Job growth in the renewables industry
Let’s also not forget the job growth projected in the next decade or so. According to the bureau of labor statistics, demand for solar photovoltaic installers is projected to increase 52.1 percent between 2020 and 2030, as one of the fastest growing industries.
“As demand for solar and wind energy generation increases over the next 10 years, solar and wind energy infrastructure will need to be put in place. This requires a variety of workers, including solar PV installers and wind techs. Over 50 percent more of these workers are projected to be needed by 2029” [bls.gov]
We suspect this will likely amplify further due to the Inflation Reduction Act.
The time for home electrification is now
From the sticker shock of a gallon of milk to the heart-pulsating feeling as you open your electricity bill, inflation has hit a 40-year high, and we are all feeling it.
Energy, in general, has seen a 12-month spike of 41.6%, the highest since 1980 after the fallout of the 1979 oil crisis. More specifically, electricity has suffered a 13.7% increase in the past 12 months — the highest since 2006.
The cold hard truth is that energy will continue to get more expensive, especially as the U.S. unofficially enters a recession.
So even though the IRA extends the 30% tax credit until 2032, there are still three main reasons to install solar as soon as possible.
- To hedge against inflation and rising energy costs
- To start working toward energy savings (the longer you have solar, the more you save)
- To get ahead of net metering and rate changes proposed by major utilities (more details on that here)

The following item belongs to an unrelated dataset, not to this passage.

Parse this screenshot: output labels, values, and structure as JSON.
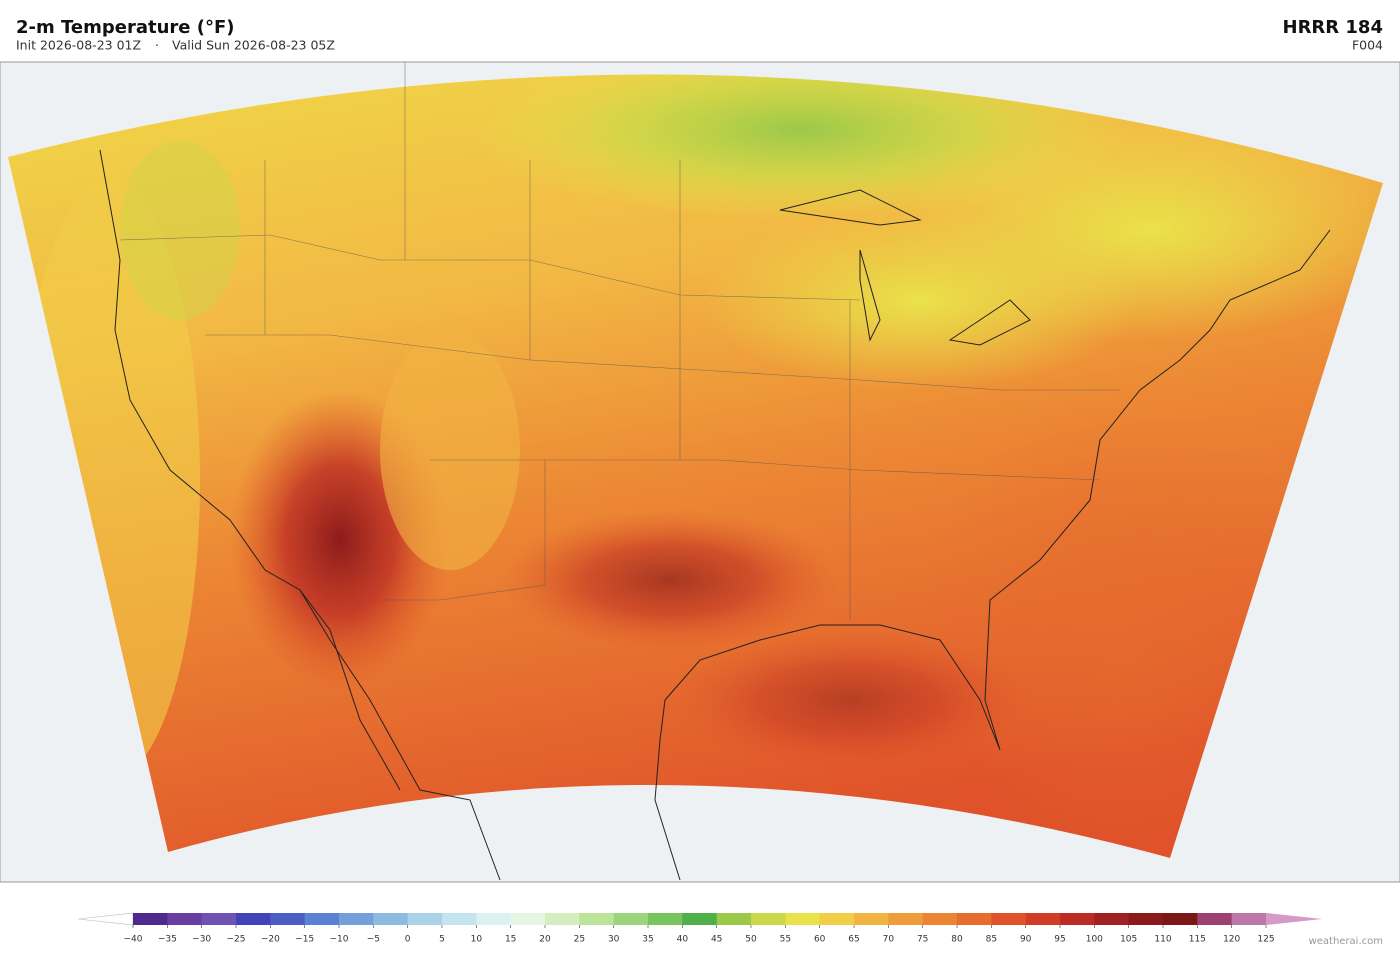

Sustainable energies like solar are key to reducing the consumer burden of inflation, hence why it was included in the Inflation Reduction Act of 2022. The sooner you go solar, the more it will hedge against rising energy costs.
The sun isn’t going anywhere anytime soon, and apparently neither is the 30% solar tax credit. Even so, there are still plenty of reasons to have a sense of urgency about investing in solar.